Neuronal excitability contributes to rhythm generation in central pattern generating networks (CPGs). In spinal cord CPGs, such intrinsic excitability partly relies on persistent sodium currents (I(NaP)), whereas respiratory CPGs additionally depend on calcium-activated cation currents (I(CAN)). Here, we investigated the contributions of I(NaP) and I(CAN) to spontaneous rhythm generation in neuronal networks of the spinal cord and whether they mainly involve Hb9 neurons. We used cultures of ventral and transverse slices from the E13–14 embryonic rodent lumbar spinal cord on multielectrode arrays (MEAs). All cultures showed spontaneous bursts of network activity. Blocking synaptic excitation with the AMPA receptor antagonist CNQX suppressed spontaneous network bursts and left asynchronous intrinsic activity at about 30% of the electrodes. Such intrinsic activity was completely blocked at all electrodes by both the I(NaP) blocker riluzole as well as by the I(CAN) blocker flufenamic acid (FFA) and the more specific TRPM4 channel antagonist 9-phenanthrol. All three antagonists also suppressed spontaneous bursting completely and strongly reduced stimulus-evoked bursts. Also, FFA reduced repetitive spiking that was induced in single neurons by injection of depolarizing current pulses to few spikes. Other antagonists of unspecific cation currents or calcium currents had no suppressing effects on either intrinsic activity (gadolinium chloride) or spontaneous bursting (the TRPC channel antagonists clemizole and ML204 and the T channel antagonist TTA-P2).

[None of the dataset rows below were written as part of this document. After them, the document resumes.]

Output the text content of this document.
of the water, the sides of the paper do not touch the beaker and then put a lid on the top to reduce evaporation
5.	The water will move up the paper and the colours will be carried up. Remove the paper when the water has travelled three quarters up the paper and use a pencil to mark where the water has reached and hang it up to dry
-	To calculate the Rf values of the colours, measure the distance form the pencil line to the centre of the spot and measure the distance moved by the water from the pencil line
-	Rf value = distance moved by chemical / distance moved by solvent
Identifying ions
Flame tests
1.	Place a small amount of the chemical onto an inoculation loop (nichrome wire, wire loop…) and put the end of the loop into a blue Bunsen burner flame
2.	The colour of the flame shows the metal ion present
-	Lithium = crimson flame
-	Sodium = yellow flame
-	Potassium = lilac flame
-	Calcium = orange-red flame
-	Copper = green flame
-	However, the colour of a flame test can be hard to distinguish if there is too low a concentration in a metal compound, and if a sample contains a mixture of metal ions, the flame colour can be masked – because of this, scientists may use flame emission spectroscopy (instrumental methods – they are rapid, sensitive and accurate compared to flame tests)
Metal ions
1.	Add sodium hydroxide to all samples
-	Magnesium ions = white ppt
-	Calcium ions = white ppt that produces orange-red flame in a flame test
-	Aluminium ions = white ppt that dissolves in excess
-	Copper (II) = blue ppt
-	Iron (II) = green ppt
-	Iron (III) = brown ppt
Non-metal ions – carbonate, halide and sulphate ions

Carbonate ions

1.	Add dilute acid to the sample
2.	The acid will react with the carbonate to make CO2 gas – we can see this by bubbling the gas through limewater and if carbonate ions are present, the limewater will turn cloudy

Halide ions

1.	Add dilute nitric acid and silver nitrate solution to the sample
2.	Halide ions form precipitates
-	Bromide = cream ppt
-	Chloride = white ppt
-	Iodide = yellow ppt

Combined patch-clamp and MEA recordings showed that Hb9 interneurons were activated by network bursts but could not initiate them. Together these findings suggest that both I(NaP) through Na(+)-channels and I(CAN) through putative TRPM4 channels contribute to spontaneous intrinsic and repetitive spiking in spinal cord neurons and thereby to the generation of network bursts.